Kekalahan dari City meninggalkan dua masalah
Derby Manchester terakhir tidak hanya meninggalkan luka karena skor 0-1. Kekalahan tersebut memperlihatkan dua persoalan yang harus segera dibereskan Carrick.
Pertama, Manchester United belum cukup tajam ketika mendapatkan ruang. Kedua, keunggulan jumlah pemain ternyata tidak otomatis membuat mereka lebih berbahaya.
City harus bermain dengan 10 pemain sejak Phil Foden mendapat kartu merah pada menit ke-23. Namun, Manchester United gagal memanfaatkan keuntungan tersebut. Ironisnya, gol kemenangan justru lahir dari City melalui Erling Haaland pada babak kedua.
Gol itu juga memicu kontroversi karena Enzo Fernandez dinilai berada dalam posisi offside dan dianggap mengganggu jalannya permainan. VAR kemudian mengakui adanya kesalahan penilaian. Tetapi kontroversi tersebut tidak boleh menutupi masalah utama United.
Mereka memiliki waktu lebih dari satu jam menghadapi 10 pemain, tetapi hanya mampu memaksa Gianluigi Donnarumma melakukan satu penyelamatan berarti, itu pun pada masa tambahan waktu. Ini alarm yang lebih keras daripada sekadar keputusan VAR.
Manchester United kehilangan ketajaman
Awal musim United juga jauh dari harapan. Dari empat pertandingan Premier League, mereka baru mengumpulkan satu kemenangan, satu hasil imbang, dan dua kekalahan. Tujuh gol sudah bersarang di gawang mereka dan belum sekali pun mencatatkan clean sheet.
Jarak dengan Arsenal dan Manchester City di puncak klasemen bahkan sudah delapan poin. Karena itu, EFL Cup menjadi kesempatan untuk mengembalikan momentum.
Manchester United punya sejarah kuat di kompetisi ini. Mereka telah enam kali menjadi juara dan terakhir mengangkat trofi tersebut pada musim 2022-2023. Namun, perjalanan terakhir mereka di EFL Cup justru berakhir memalukan.

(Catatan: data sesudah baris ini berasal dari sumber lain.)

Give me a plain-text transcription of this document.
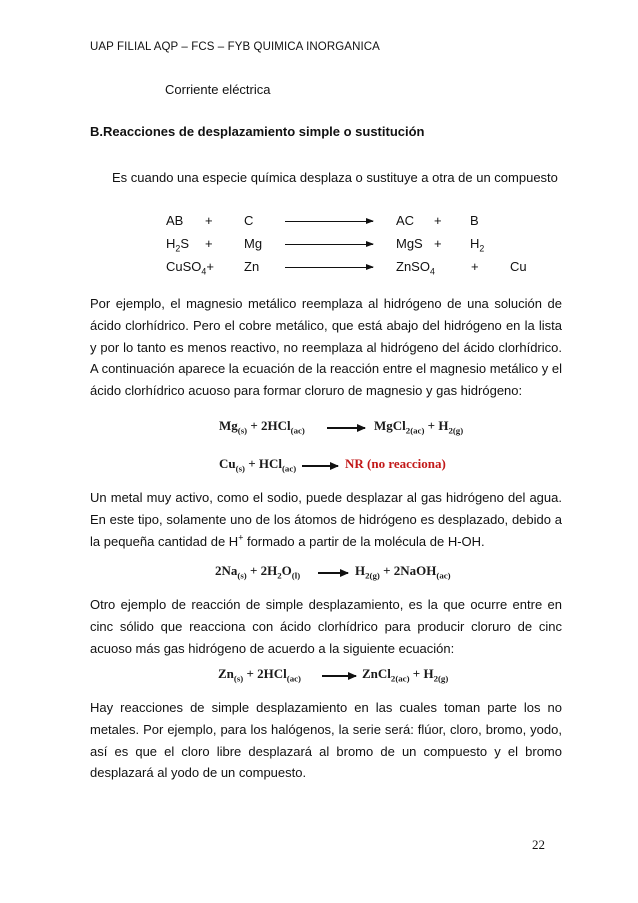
UAP FILIAL AQP – FCS – FYB QUIMICA INORGANICA
Corriente eléctrica
B.Reacciones de desplazamiento simple o sustitución
Es cuando una especie química desplaza o sustituye a otra de un compuesto
AB + C	AC + B
$H_2S + Mg$	MgS + $H_2$
CuSO$_4$+ Zn	ZnSO$_4$	+ Cu

Por ejemplo, el magnesio metálico reemplaza al hidrógeno de una solución de ácido clorhídrico. Pero el cobre metálico, que está abajo del hidrógeno en la lista y por lo tanto es menos reactivo, no reemplaza al hidrógeno del ácido clorhídrico. A continuación aparece la ecuación de la reacción entre el magnesio metálico y el ácido clorhídrico acuoso para formar cloruro de magnesio y gas hidrógeno:

$Mg_{(s)} + 2HCl_{(ac)}$ → MgCl$_{2(ac)}$ + $H_{2(g)}$
$Cu_{(s)} + HCl_{(ac)}$ → NR (no reacciona)

Un metal muy activo, como el sodio, puede desplazar al gas hidrógeno del agua. En este tipo, solamente uno de los átomos de hidrógeno es desplazado, debido a la pequeña cantidad de H+ formado a partir de la molécula de H-OH.

$2Na_{(s)} + 2H_2O_{(l)} \to H_{2(g)}$ + 2NaOH$_{(ac)}$

Otro ejemplo de reacción de simple desplazamiento, es la que ocurre entre en cinc sólido que reacciona con ácido clorhídrico para producir cloruro de cinc acuoso más gas hidrógeno de acuerdo a la siguiente ecuación:

$Zn_{(s)} + 2HCl_{(ac)}$ → ZnCl$_{2(ac)}$ + $H_{2(g)}$

Hay reacciones de simple desplazamiento en las cuales toman parte los no metales. Por ejemplo, para los halógenos, la serie será: flúor, cloro, bromo, yodo, así es que el cloro libre desplazará al bromo de un compuesto y el bromo desplazará al yodo de un compuesto.

22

Musim lalu, United tersingkir pada babak kedua setelah kalah dari Grimsby Town, klub kasta keempat, di bawah kepemimpinan Ruben Amorim. Kini Brighton datang sebagai lawan yang secara statistik jauh lebih berbahaya.
Brighton sedang menikmati fase berbeda
Jika Manchester United datang dengan keraguan, Brighton justru sedang menikmati salah satu awal musim terbaik dalam sejarah mereka di kasta tertinggi. Empat pertandingan menghasilkan tujuh poin. Lebih menarik lagi, Brighton telah mencetak 13 gol, jumlah terbanyak di Premier League hingga fase tersebut.
Kemenangan 5-0 atas Coventry menjadi gambaran paling jelas. Lima pemain berbeda mencetak gol. Artinya, Brighton tidak bergantung pada satu sumber serangan saja.
Fabian Hurzeler bahkan mendapat kontribusi besar dari kiper Bart Verbruggen. Penjaga gawang tersebut membuat enam penyelamatan dan mencatat clean sheet keempatnya dalam enam pertandingan di semua kompetisi.
Brighton belum sepenuhnya sempurna. Namun, mereka sedang bermain dengan keberanian. Dan keberanian seperti itulah yang bisa menjadi masalah bagi United.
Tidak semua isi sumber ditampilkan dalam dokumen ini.